Many Julia libraries implement stochastic simulators of natural and social phenomena, but they are not generally amenable to Bayesian inference. In this talk, we present Genify.jl, which transforms these simulators into the Gen probabilistic programming system via compiler injection, allowing us to compute likelihoods, constrain random variables to specific values, and update these values for Monte Carlo inference, thereby enabling Bayesian inference over a wide range of existing Julia code.
The Julia community aims to be welcoming, diverse, inclusive towards people from all backgrounds. However, the 2020 Julia User & Developer Survey found that only 3% of respondents were women, and reported no respondents who were non-binary or another gender. We, Julia Gender Inclusive, believe this needs to change. In this talk, we will share our ideas and initiatives for improving gender diversity among Julia users and developers, including outreach, community building, and mutual support.

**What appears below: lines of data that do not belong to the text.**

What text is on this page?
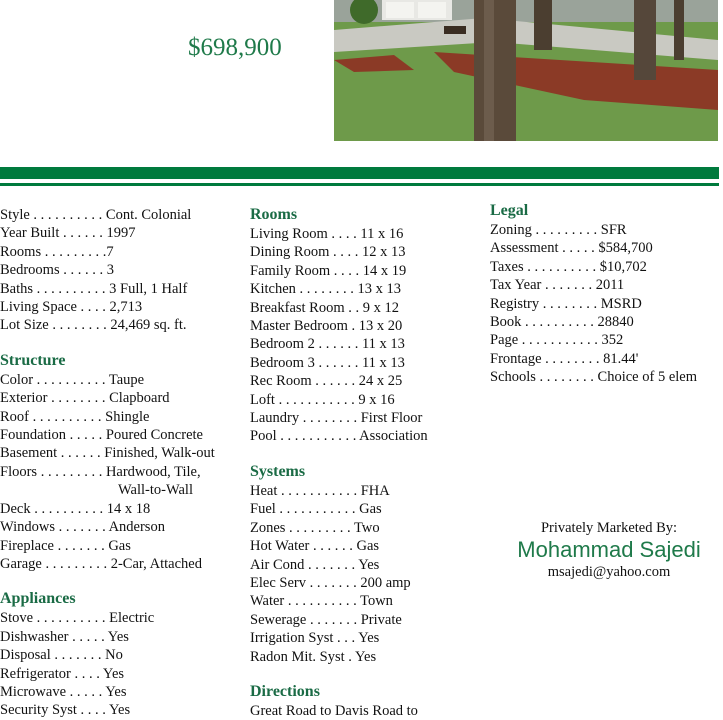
$698,900
Style . . . . . . . . . . Cont. Colonial
Year Built . . . . . . 1997
Rooms . . . . . . . . .7
Bedrooms . . . . . . 3
Baths . . . . . . . . . . 3 Full, 1 Half
Living Space . . . . 2,713
Lot Size . . . . . . . . 24,469 sq. ft.
Structure
Color . . . . . . . . . . Taupe
Exterior . . . . . . . . Clapboard
Roof . . . . . . . . . . Shingle
Foundation . . . . . Poured Concrete
Basement . . . . . . Finished, Walk-out
Floors . . . . . . . . . Hardwood, Tile,
Wall-to-Wall
Deck . . . . . . . . . . 14 x 18
Windows . . . . . . . Anderson
Fireplace . . . . . . . Gas
Garage . . . . . . . . . 2-Car, Attached
Appliances
Stove . . . . . . . . . . Electric
Dishwasher . . . . . Yes
Disposal . . . . . . . No
Refrigerator . . . . Yes
Microwave . . . . . Yes
Security Syst . . . . Yes
Rooms
Living Room . . . . 11 x 16
Dining Room . . . . 12 x 13
Family Room . . . . 14 x 19
Kitchen . . . . . . . . 13 x 13
Breakfast Room . . 9 x 12
Master Bedroom . 13 x 20
Bedroom 2 . . . . . . 11 x 13
Bedroom 3 . . . . . . 11 x 13
Rec Room . . . . . . 24 x 25
Loft . . . . . . . . . . . 9 x 16
Laundry . . . . . . . . First Floor
Pool . . . . . . . . . . . Association
Systems
Heat . . . . . . . . . . . FHA
Fuel . . . . . . . . . . . Gas
Zones . . . . . . . . . Two
Hot Water . . . . . . Gas
Air Cond . . . . . . . Yes
Elec Serv . . . . . . . 200 amp
Water . . . . . . . . . . Town
Sewerage . . . . . . . Private
Irrigation Syst . . . Yes
Radon Mit. Syst . Yes
Directions
Great Road to Davis Road to
Legal
Zoning . . . . . . . . . SFR
Assessment . . . . . $584,700
Taxes . . . . . . . . . . $10,702
Tax Year . . . . . . . 2011
Registry . . . . . . . . MSRD
Book . . . . . . . . . . 28840
Page . . . . . . . . . . . 352
Frontage . . . . . . . . 81.44'
Schools . . . . . . . . Choice of 5 elem
Privately Marketed By:
Mohammad Sajedi
msajedi@yahoo.com
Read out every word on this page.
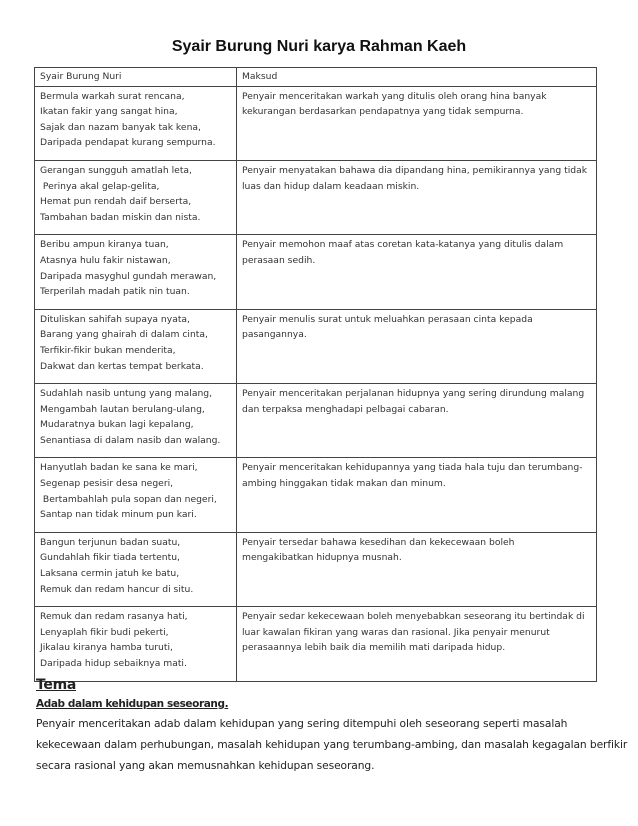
Syair Burung Nuri karya Rahman Kaeh
Syair Burung Nuri	Maksud

Bermula warkah surat rencana,
Ikatan fakir yang sangat hina,
Sajak dan nazam banyak tak kena,
Daripada pendapat kurang sempurna.	Penyair menceritakan warkah yang ditulis oleh orang hina banyak
kekurangan berdasarkan pendapatnya yang tidak sempurna.

Gerangan sungguh amatlah leta,
Perinya akal gelap-gelita,
Hemat pun rendah daif berserta,
Tambahan badan miskin dan nista.	Penyair menyatakan bahawa dia dipandang hina, pemikirannya yang tidak
luas dan hidup dalam keadaan miskin.

Beribu ampun kiranya tuan,
Atasnya hulu fakir nistawan,
Daripada masyghul gundah merawan,
Terperilah madah patik nin tuan.	Penyair memohon maaf atas coretan kata-katanya yang ditulis dalam
perasaan sedih.

Dituliskan sahifah supaya nyata,
Barang yang ghairah di dalam cinta,
Terfikir-fikir bukan menderita,
Dakwat dan kertas tempat berkata.	Penyair menulis surat untuk meluahkan perasaan cinta kepada
pasangannya.

Sudahlah nasib untung yang malang,
Mengambah lautan berulang-ulang,
Mudaratnya bukan lagi kepalang,
Senantiasa di dalam nasib dan walang.	Penyair menceritakan perjalanan hidupnya yang sering dirundung malang
dan terpaksa menghadapi pelbagai cabaran.

Hanyutlah badan ke sana ke mari,
Segenap pesisir desa negeri,
Bertambahlah pula sopan dan negeri,
Santap nan tidak minum pun kari.	Penyair menceritakan kehidupannya yang tiada hala tuju dan terumbang-
ambing hinggakan tidak makan dan minum.

Bangun terjunun badan suatu,
Gundahlah fikir tiada tertentu,
Laksana cermin jatuh ke batu,
Remuk dan redam hancur di situ.	Penyair tersedar bahawa kesedihan dan kekecewaan boleh
mengakibatkan hidupnya musnah.

Remuk dan redam rasanya hati,
Lenyaplah fikir budi pekerti,
Jikalau kiranya hamba turuti,
Daripada hidup sebaiknya mati.	Penyair sedar kekecewaan boleh menyebabkan seseorang itu bertindak di
luar kawalan fikiran yang waras dan rasional. Jika penyair menurut
perasaannya lebih baik dia memilih mati daripada hidup.
Tema
Adab dalam kehidupan seseorang.

Penyair menceritakan adab dalam kehidupan yang sering ditempuhi oleh seseorang seperti masalah
kekecewaan dalam perhubungan, masalah kehidupan yang terumbang-ambing, dan masalah kegagalan berfikir
secara rasional yang akan memusnahkan kehidupan seseorang.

Julia Gender Inclusive is an initiative that came to life from a focus group that has been working on diversity in the Julia community for the last year. We are a group of people whose gender is underrepresented in the community and aim at providing a supportive space for all gender minorities in the Julia community. Through a BoF session we wish to discuss what we are doing and what we hope to do in the future with other people whose gender is underrepresented or allies willing to support us.
Julog.jl is a library and domain-specific language for Prolog-like logic programming in Julia. This lightning will introduce logic programming at a high level, how Julog can be used to solve first-order logic problems, how its functionality can be integrated with custom Julia functions, downstream use cases, and some next steps for making logic and constraint programming fast and accessible for Julia users.